L’emergenza della solitudine

Anni fa, parlando con una mia amica psicoterapeuta, c’è una frase che ho ascoltato e che non ho mai dimenticato: “La malattia del secolo è la solitudine”. In un primo momento non ho capito il significato di quelle parole. Pensavo a un frase dal sapore “tecnico”, a un riferimento al percorso di studi della mia amica professionista.

Con il passare del tempo, ho dato sempre più credito a questa affermazione. E oggi, in questo primo editoriale post ferie, voglio soffermarmi per un attimo su questo concetto. Perché più si va avanti e più personalmente mi rendo conto che se la fame è stato il vero pericolo per i nostri nonni, la solitudine è la “fame” del XXI secolo.

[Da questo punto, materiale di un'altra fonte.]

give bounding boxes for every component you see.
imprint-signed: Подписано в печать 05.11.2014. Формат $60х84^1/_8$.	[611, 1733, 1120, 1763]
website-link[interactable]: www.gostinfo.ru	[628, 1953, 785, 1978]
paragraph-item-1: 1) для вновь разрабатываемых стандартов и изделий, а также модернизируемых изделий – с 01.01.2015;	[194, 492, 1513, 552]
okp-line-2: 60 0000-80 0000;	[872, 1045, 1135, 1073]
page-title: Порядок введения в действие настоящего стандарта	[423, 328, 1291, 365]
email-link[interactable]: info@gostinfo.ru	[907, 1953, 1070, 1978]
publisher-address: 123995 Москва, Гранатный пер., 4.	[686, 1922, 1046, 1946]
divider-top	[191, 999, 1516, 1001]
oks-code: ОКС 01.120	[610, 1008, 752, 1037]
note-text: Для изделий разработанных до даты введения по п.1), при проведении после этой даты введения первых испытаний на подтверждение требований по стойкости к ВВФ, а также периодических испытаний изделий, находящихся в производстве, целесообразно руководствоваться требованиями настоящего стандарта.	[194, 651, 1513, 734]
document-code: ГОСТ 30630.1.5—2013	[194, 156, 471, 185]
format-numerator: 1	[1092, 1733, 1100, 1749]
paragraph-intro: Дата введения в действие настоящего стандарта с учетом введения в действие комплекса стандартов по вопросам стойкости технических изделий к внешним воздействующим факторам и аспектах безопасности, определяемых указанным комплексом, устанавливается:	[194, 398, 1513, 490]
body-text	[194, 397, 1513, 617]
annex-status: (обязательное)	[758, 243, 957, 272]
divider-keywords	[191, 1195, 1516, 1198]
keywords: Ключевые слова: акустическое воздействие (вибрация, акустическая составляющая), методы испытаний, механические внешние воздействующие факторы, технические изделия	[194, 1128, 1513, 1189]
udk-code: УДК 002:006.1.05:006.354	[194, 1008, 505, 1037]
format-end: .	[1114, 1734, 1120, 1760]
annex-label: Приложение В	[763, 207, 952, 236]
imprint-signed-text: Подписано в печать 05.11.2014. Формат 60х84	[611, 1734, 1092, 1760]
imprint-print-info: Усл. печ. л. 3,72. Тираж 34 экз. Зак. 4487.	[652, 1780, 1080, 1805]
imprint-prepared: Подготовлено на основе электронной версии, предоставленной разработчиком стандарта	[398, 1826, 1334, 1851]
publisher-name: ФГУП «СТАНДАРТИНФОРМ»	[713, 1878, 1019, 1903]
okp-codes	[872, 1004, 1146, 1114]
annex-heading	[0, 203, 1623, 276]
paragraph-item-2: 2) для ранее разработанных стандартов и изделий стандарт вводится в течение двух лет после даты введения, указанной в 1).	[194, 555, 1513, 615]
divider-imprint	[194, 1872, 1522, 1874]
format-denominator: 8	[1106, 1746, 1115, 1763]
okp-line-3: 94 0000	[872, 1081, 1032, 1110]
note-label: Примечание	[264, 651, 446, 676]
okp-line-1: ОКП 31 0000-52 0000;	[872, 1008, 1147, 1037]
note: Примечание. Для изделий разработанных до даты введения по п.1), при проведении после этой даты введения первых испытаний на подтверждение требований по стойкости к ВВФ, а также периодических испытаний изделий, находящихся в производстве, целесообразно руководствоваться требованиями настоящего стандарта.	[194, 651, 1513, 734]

Il patire la fame ha forgiato la generazione uscita dalla guerra, il patire la solitudine sta incidendo molto sulle ultime generazioni. Quelle cresciute durante il boom economico, ma soprattutto quelle cresciute dopo gli anni ’80.

Si è iniziato a consumare molto, a pretendere tanto, a tralasciare affetti a favore di aspettative di vario genere. E oggi un po’ tutti siamo alla ricerca di un qualcosa difficile da trovare. E come durante gli anni della guerra ci si accontentava di qualsiasi alimento passasse da sotto il naso, oggi ci si accontenta di qualsiasi rapporto piombi all’interno delle nostre vite. Con il risultato di vivere dentro una bolla, di un’esistenza virtuale ben distante da quella reale.

Non scrivo questo per lanciare l’ennesimo anatema contro la società. Sia perché il sottoscritto non ha titolo per farlo e sia perché gettare fango su ciò che già è indifendibile è lo sport principale di chi ha poco da dire. E poi, a dirla tutta, questa società non ha nulla di meno di quelle che l’hanno preceduta. Al massimo, ha solo qualche problema in più.

Ad ogni modo, accorgersi della malattia del secolo vuol dire un giorno provare a cercare anche delle soluzioni politiche ai drammi di oggi. Perché il dramma della solitudine nel lungo periodo avrà costi sociali molto elevati. Vorrà significare una o più generazioni in preda all’ansia, in preda alla difficoltà di rapportarsi e dunque incapaci di portare avanti la società del futuro. E incapaci di affrontare tutte quelle sfide che un mondo più complicato, come quello di oggi, richiederà.